Known-good counts: 39 tool/scoring · 21 safety · 12 API (non-integration) · 18 agent-isolation · 1 full-scan integration.

Known deviations from the architecture spec

See SPEC_DEVIATIONS.md for the running log.

Validation campaign — brief

Implementing the auto-runnable subset of PrePulse_Validation_Testing_Plan.md under validation/. Standalone runner; per-test JSONL with the plan's §5.1 schema; combined all_runs.jsonl per campaign.

Headline (281 results across the F-01..F-35 surface):

Result Count Note
pass 186 majority of the deterministic + in-process surface
fail 18 all prototype-side (see below)
error 3 one chat request, one judge crash, one agent crash
inconclusive 74 almost entirely Anthropic rate-limit during the chatbot run

Tests at 100% pass-rate: F-01/04/07/10/13 (75/75 schema conformance), F-05 (MITRE ids), F-08 (tool registry), F-12 (Remediator routing), F-15 (posture determinism in-process), F-19 (SSE event taxonomy), F-20 (trace JSONL fidelity), F-22 (frontend routes), F-25 (trace bytes stable), F-28 (no capability hallucination, 21/21), F-32 (LLM fallback wired), F-34 (schema rejection), F-35 (injection canaries 14/14).

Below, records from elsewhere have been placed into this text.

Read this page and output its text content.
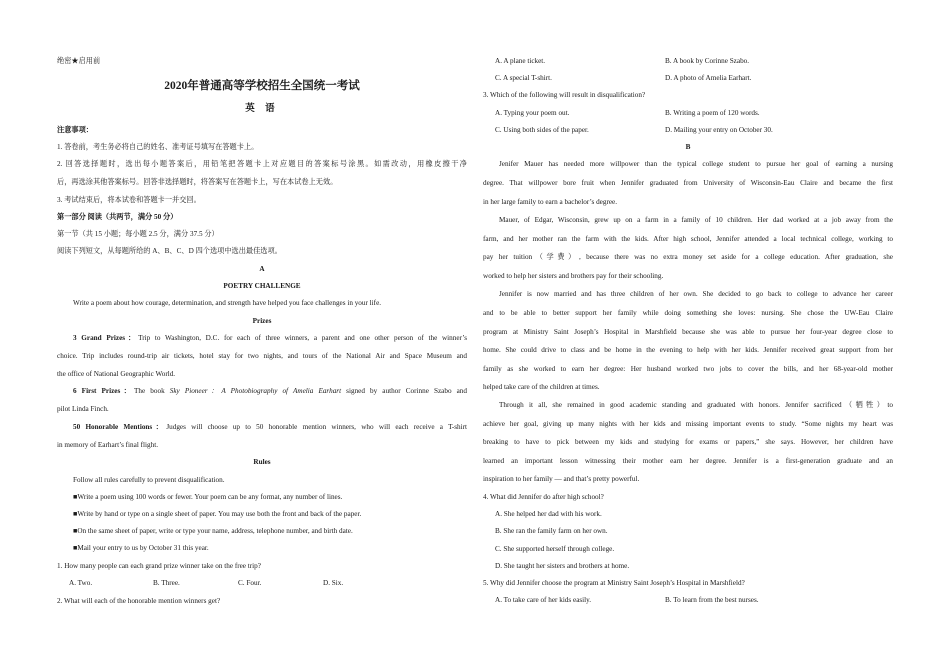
绝密★启用前
2020年普通高等学校招生全国统一考试
英 语
注意事项：
1. 答卷前，考生务必将自己的姓名、准考证号填写在答题卡上。
2. 回答选择题时，选出每小题答案后，用铅笔把答题卡上对应题目的答案标号涂黑。如需改动，用橡皮擦干净
后，再选涂其他答案标号。回答非选择题时，将答案写在答题卡上，写在本试卷上无效。
3. 考试结束后，将本试卷和答题卡一并交回。
第一部分 阅读（共两节，满分 50 分）
第一节（共 15 小题；每小题 2.5 分，满分 37.5 分）
阅读下列短文，从每题所给的 A、B、C、D 四个选项中选出最佳选项。
A
POETRY CHALLENGE
Write a poem about how courage, determination, and strength have helped you face challenges in your life.
Prizes
3 Grand Prizes：Trip to Washington, D.C. for each of three winners, a parent and one other person of the winner’s
choice. Trip includes round-trip air tickets, hotel stay for two nights, and tours of the National Air and Space Museum and
the office of National Geographic World.
6 First Prizes：The book Sky Pioneer：A Photobiography of Amelia Earhart signed by author Corinne Szabo and
pilot Linda Finch.
50 Honorable Mentions：Judges will choose up to 50 honorable mention winners, who will each receive a T-shirt
in memory of Earhart’s final flight.
Rules
Follow all rules carefully to prevent disqualification.
■Write a poem using 100 words or fewer. Your poem can be any format, any number of lines.
■Write by hand or type on a single sheet of paper. You may use both the front and back of the paper.
■On the same sheet of paper, write or type your name, address, telephone number, and birth date.
■Mail your entry to us by October 31 this year.
1. How many people can each grand prize winner take on the free trip?
A. Two.	B. Three.	C. Four.	D. Six.
2. What will each of the honorable mention winners get?
A. A plane ticket.	B. A book by Corinne Szabo.
C. A special T-shirt.	D. A photo of Amelia Earhart.
3. Which of the following will result in disqualification?
A. Typing your poem out.	B. Writing a poem of 120 words.
C. Using both sides of the paper.	D. Mailing your entry on October 30.
B
Jenifer Mauer has needed more willpower than the typical college student to pursue her goal of earning a nursing
degree. That willpower bore fruit when Jennifer graduated from University of Wisconsin-Eau Claire and became the first
in her large family to earn a bachelor’s degree.
Mauer, of Edgar, Wisconsin, grew up on a farm in a family of 10 children. Her dad worked at a job away from the
farm, and her mother ran the farm with the kids. After high school, Jennifer attended a local technical college, working to
pay her tuition（学费）, because there was no extra money set aside for a college education. After graduation, she
worked to help her sisters and brothers pay for their schooling.
Jennifer is now married and has three children of her own. She decided to go back to college to advance her career
and to be able to better support her family while doing something she loves: nursing. She chose the UW-Eau Claire
program at Ministry Saint Joseph’s Hospital in Marshfield because she was able to pursue her four-year degree close to
home. She could drive to class and be home in the evening to help with her kids. Jennifer received great support from her
family as she worked to earn her degree: Her husband worked two jobs to cover the bills, and her 68-year-old mother
helped take care of the children at times.
Through it all, she remained in good academic standing and graduated with honors. Jennifer sacrificed（牺牲）to
achieve her goal, giving up many nights with her kids and missing important events to study. “Some nights my heart was
breaking to have to pick between my kids and studying for exams or papers,” she says. However, her children have
learned an important lesson witnessing their mother earn her degree. Jennifer is a first-generation graduate and an
inspiration to her family — and that’s pretty powerful.
4. What did Jennifer do after high school?
A. She helped her dad with his work.
B. She ran the family farm on her own.
C. She supported herself through college.
D. She taught her sisters and brothers at home.
5. Why did Jennifer choose the program at Ministry Saint Joseph’s Hospital in Marshfield?
A. To take care of her kids easily.	B. To learn from the best nurses.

Real prototype-side findings the campaign surfaced:

  • F-33 / F-18 — posture-score drift. LLM-driven Hardening agent consistently over-credits risk_reduction_estimate, pushing greenfield posture from spec=32 → 47, shoplocal 72 → 99. The high score skips Remediator (§11 conditional route) → only 5 agents fire (test required ≥6). Recommend tightening Hardening's prompt cap or services/scoring.py weights.
  • F-21 — LLM non-determinism. Same profile, two runs, event sequences differ by 1 event. Temperature 0.2 isn't 0; mock-mode determinism (plan §2.5.1) is not achievable without temperature=0.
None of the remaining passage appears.